A intersecção entre raça e classe no século XXI brasileiro continua, portanto, abastecida e engessada pelo critério escravocrata de dominação das raças não-brancas vigente no período colonial, mesmo depois dos processos de “libertação” dos negros, da criminalização do racismo, de emancipação moderna dos movimentos de luta racial e do aumento de representatividade da população negra no mercado de trabalho formal e na mídia. A atitude discriminatória travestida de comportamento normal consentido pela comunidade civil e pelo Estado chama-se racismo institucional.
E o que tem o teatro a ver com isso?
A arte é definida na História principalmente como um processo de documentação e provocação sensível do tempo, do espaço e das comunidades/corpos que os habitam. Através das diversas linguagens artísticas é possível organizar uma investigação sobre os eventos do passado e perceber quais seriam os índices determinantes dos diferentes contextos sociais e culturais estudados, entretanto, a partir do momento em que integramos uma cultura social forjada em 400 anos de escravidão (ou seja, de legalizada desumanização do povo preto), é necessário realizar a verificação crítica sobre quem produziu e tem produzido as teorias historiográficas no presente. A resposta está na autoria e coordenação editorial dos livros-base e na produção acadêmica: salvo raras exceções, a produção reflexiva sobre os movimentos político-sociais do mundo pertence a uma classe intelectual branca, economicamente privilegiada.

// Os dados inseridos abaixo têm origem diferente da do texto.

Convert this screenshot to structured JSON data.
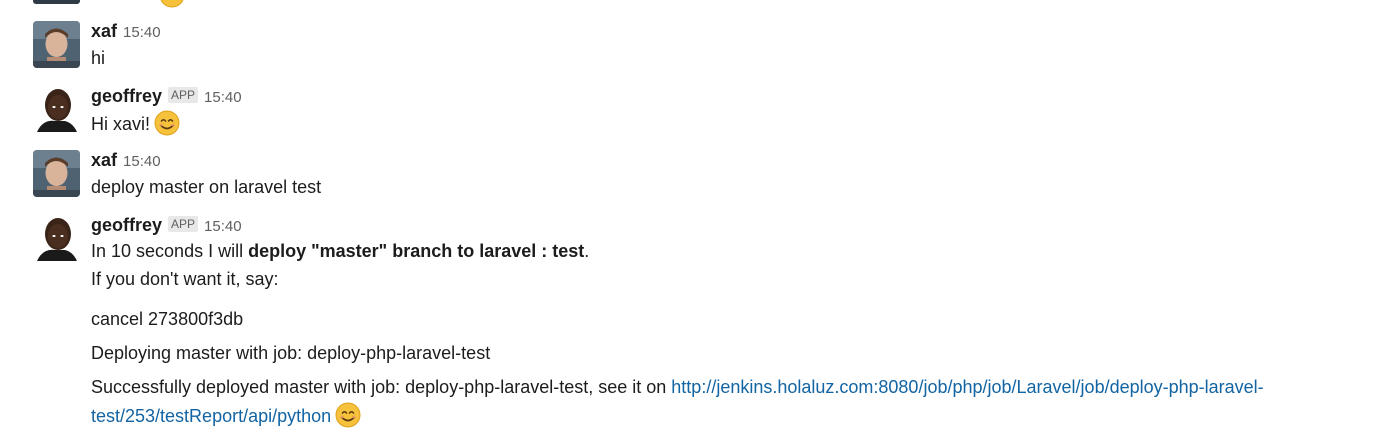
{
  "messages": [
    {
      "author": "xaf",
      "time": "15:40",
      "lines": [
        "hi"
      ]
    },
    {
      "author": "geoffrey",
      "badge": "APP",
      "time": "15:40",
      "lines": [
        "Hi xavi!"
      ]
    },
    {
      "author": "xaf",
      "time": "15:40",
      "lines": [
        "deploy master on laravel test"
      ]
    },
    {
      "author": "geoffrey",
      "badge": "APP",
      "time": "15:40",
      "line1_prefix": "In 10 seconds I will ",
      "line1_bold": "deploy \"master\" branch to laravel : test",
      "line1_suffix": ".",
      "line2": "If you don't want it, say:",
      "line3": "cancel 273800f3db",
      "line4": "Deploying master with job: deploy-php-laravel-test",
      "line5_prefix": "Successfully deployed master with job: deploy-php-laravel-test, see it on ",
      "link_part1": "http://jenkins.holaluz.com:8080/job/php/job/Laravel/job/deploy-php-laravel-",
      "link_part2": "test/253/testReport/api/python"
    }
  ],
  "icons": {
    "emoji": "smile-emoji-icon",
    "avatar_xaf": "avatar-xaf",
    "avatar_geoffrey": "avatar-geoffrey"
  },
  "colors": {
    "link": "#1264a3",
    "badge_bg": "#e8e8e8",
    "timestamp": "#616061"
  }
}
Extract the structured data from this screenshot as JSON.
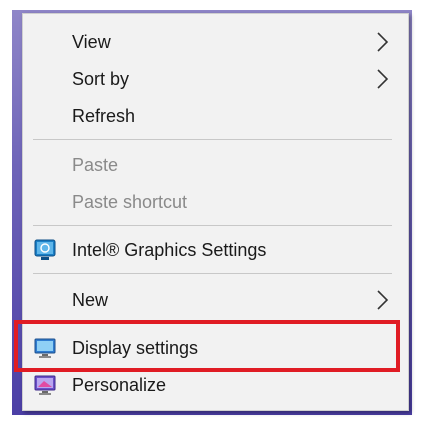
{
  "menu": {
    "view": "View",
    "sort_by": "Sort by",
    "refresh": "Refresh",
    "paste": "Paste",
    "paste_shortcut": "Paste shortcut",
    "intel_graphics": "Intel® Graphics Settings",
    "new": "New",
    "display_settings": "Display settings",
    "personalize": "Personalize"
  },
  "icons": {
    "submenu": "chevron-right-icon",
    "intel": "intel-graphics-icon",
    "display": "display-monitor-icon",
    "personalize": "personalize-monitor-icon"
  },
  "colors": {
    "highlight": "#e01c24",
    "menu_bg": "#f2f2f2",
    "disabled_text": "#8a8a8a"
  }
}
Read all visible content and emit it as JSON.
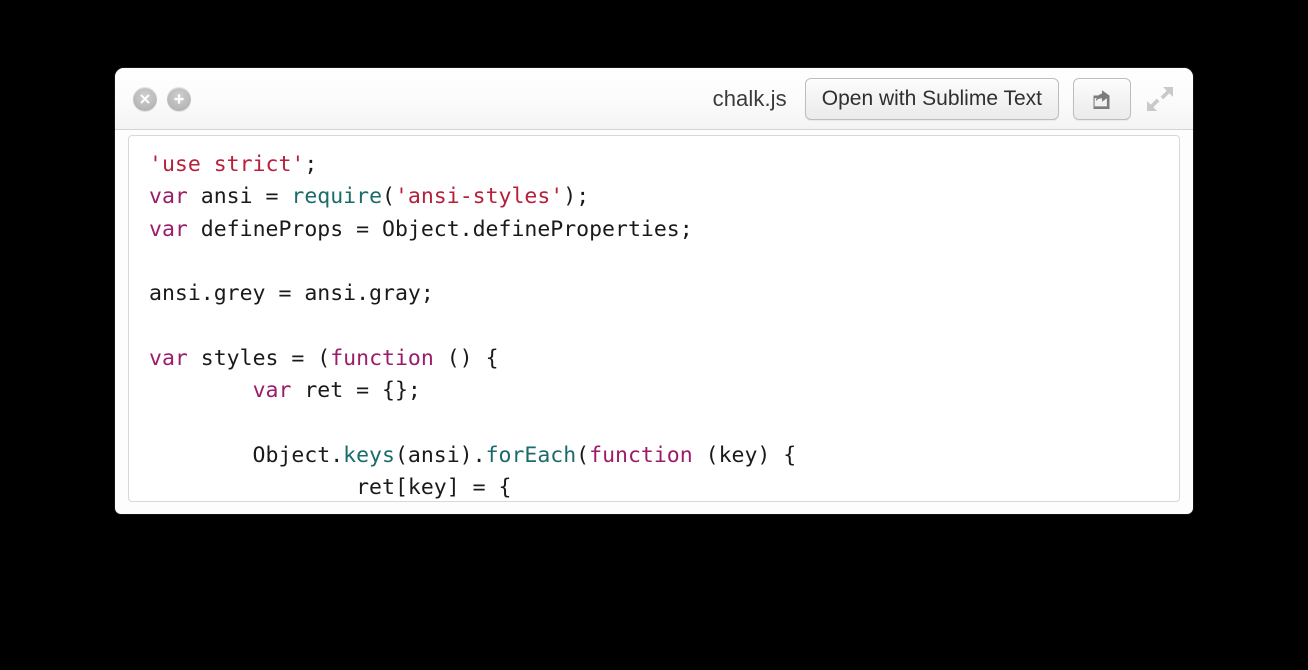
{
  "window": {
    "title": "chalk.js",
    "controls": {
      "close_label": "Close",
      "close_icon": "close-x-icon",
      "add_label": "Add",
      "add_icon": "plus-icon"
    },
    "toolbar": {
      "open_with_label": "Open with Sublime Text",
      "share_icon": "share-export-icon",
      "share_label": "Share",
      "fullscreen_icon": "fullscreen-expand-icon",
      "fullscreen_label": "Full Screen"
    }
  },
  "colors": {
    "background": "#000000",
    "window_bg": "#fdfdfd",
    "titlebar_bg": "#f7f7f7",
    "code_bg": "#ffffff",
    "keyword": "#9b1d69",
    "string": "#b6203a",
    "function": "#1c6b6b",
    "plain_text": "#1a1a1a",
    "border": "#d8d8d8"
  },
  "code": {
    "language": "javascript",
    "filename": "chalk.js",
    "lines": [
      [
        {
          "t": "'use strict'",
          "c": "t-str"
        },
        {
          "t": ";",
          "c": "t-plain"
        }
      ],
      [
        {
          "t": "var",
          "c": "t-kw"
        },
        {
          "t": " ansi = ",
          "c": "t-plain"
        },
        {
          "t": "require",
          "c": "t-fn"
        },
        {
          "t": "(",
          "c": "t-plain"
        },
        {
          "t": "'ansi-styles'",
          "c": "t-str"
        },
        {
          "t": ");",
          "c": "t-plain"
        }
      ],
      [
        {
          "t": "var",
          "c": "t-kw"
        },
        {
          "t": " defineProps = Object.defineProperties;",
          "c": "t-plain"
        }
      ],
      [],
      [
        {
          "t": "ansi.grey = ansi.gray;",
          "c": "t-plain"
        }
      ],
      [],
      [
        {
          "t": "var",
          "c": "t-kw"
        },
        {
          "t": " styles = (",
          "c": "t-plain"
        },
        {
          "t": "function",
          "c": "t-kw"
        },
        {
          "t": " () {",
          "c": "t-plain"
        }
      ],
      [
        {
          "t": "        ",
          "c": "t-plain"
        },
        {
          "t": "var",
          "c": "t-kw"
        },
        {
          "t": " ret = {};",
          "c": "t-plain"
        }
      ],
      [],
      [
        {
          "t": "        Object.",
          "c": "t-plain"
        },
        {
          "t": "keys",
          "c": "t-fn"
        },
        {
          "t": "(ansi).",
          "c": "t-plain"
        },
        {
          "t": "forEach",
          "c": "t-fn"
        },
        {
          "t": "(",
          "c": "t-plain"
        },
        {
          "t": "function",
          "c": "t-kw"
        },
        {
          "t": " (key) {",
          "c": "t-plain"
        }
      ],
      [
        {
          "t": "                ret[key] = {",
          "c": "t-plain"
        }
      ]
    ]
  }
}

Se a voz narrativa da História geral pertence ao aludido dominador, a História do teatro enquanto objeto-vivo não está imune a essas condições de produção e análise. Por consequência, pode-se concluir que a criação de uma cartografia simbólica das populações não-brancas se dá fora do círculo racial e social daqueles a quem se pretende representar.
O debate do dia 12 de maio com todas as suas contradições, incluindo a mediação do banco Itaú que foi agradecido por diversas vezes, aponta nortes bastante férteis para que possamos reagir sobre o ocorrido. Ali todos os participantes fomos convocados à profunda reflexão sobre as formas estéticas permeadas ideologicamente pelo racismo institucional, o sexismo, a hegemonia das elites, os discursos autoritários tão combatidos pelo espírito libertário do solo artístico.
Ninguém disse que seria fácil.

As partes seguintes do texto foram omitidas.